Metadata-Version: 2.4
Name: flyteplugins-vllm
Version: 2.3.0
Summary: vLLM plugin for flyte
Author-email: Niels Bantilan <cosmicbboy@users.noreply.github.com>
Requires-Python: >=3.10
Description-Content-Type: text/markdown
Requires-Dist: flyte>=2.0.0b43

# Union vLLM Plugin

Serve large language models using vLLM with Flyte Apps.

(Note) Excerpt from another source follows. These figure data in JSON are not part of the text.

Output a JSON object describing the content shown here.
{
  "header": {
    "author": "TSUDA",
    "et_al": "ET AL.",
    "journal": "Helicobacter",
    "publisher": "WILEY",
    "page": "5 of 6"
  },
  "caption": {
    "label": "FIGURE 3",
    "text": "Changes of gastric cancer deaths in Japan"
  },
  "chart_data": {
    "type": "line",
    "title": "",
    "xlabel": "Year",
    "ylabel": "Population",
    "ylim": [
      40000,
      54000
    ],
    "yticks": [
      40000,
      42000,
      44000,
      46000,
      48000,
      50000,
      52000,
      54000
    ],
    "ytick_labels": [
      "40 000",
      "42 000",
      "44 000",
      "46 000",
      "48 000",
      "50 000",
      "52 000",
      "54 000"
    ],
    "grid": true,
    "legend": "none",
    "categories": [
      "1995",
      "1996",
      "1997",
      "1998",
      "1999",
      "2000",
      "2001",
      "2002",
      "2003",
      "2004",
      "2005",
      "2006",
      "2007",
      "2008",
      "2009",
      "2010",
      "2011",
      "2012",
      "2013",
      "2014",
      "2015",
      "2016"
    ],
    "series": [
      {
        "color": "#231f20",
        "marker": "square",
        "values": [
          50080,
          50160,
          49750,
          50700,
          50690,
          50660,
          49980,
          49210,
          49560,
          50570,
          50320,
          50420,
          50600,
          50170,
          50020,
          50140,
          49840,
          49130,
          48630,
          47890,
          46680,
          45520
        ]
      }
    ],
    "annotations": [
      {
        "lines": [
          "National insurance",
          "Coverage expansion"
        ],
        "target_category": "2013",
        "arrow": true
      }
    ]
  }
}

This plugin provides the `VLLMAppEnvironment` class for deploying and serving LLMs using [vLLM](https://docs.vllm.ai/).

## Installation

```bash
pip install --pre flyteplugins-vllm
```

## Usage

```python
import flyte
import flyte.app
from flyteplugins.vllm import VLLMAppEnvironment

# Define the vLLM app environment
vllm_app = VLLMAppEnvironment(
    name="my-llm-app",
    model="s3://your-bucket/models/your-model",
    model_id="your-model-id",
    resources=flyte.Resources(cpu="4", memory="16Gi", gpu="L40s:1"),
    stream_model=True,  # Stream model directly from blob store to GPU
    scaling=flyte.app.Scaling(
        replicas=(0, 1),
        scaledown_after=300,
    ),
)

if __name__ == "__main__":
    flyte.init_from_config()
    app = flyte.serve(vllm_app)
    print(f"Deployed vLLM app: {app.url}")
```

## Features

- **Streaming Model Loading**: Stream model weights directly from object storage to GPU memory, reducing startup time and disk requirements.
- **OpenAI-Compatible API**: The deployed app exposes an OpenAI-compatible API for chat completions.
- **Auto-scaling**: Configure scaling policies to scale up/down based on traffic.
- **Tensor Parallelism**: Support for distributed inference across multiple GPUs.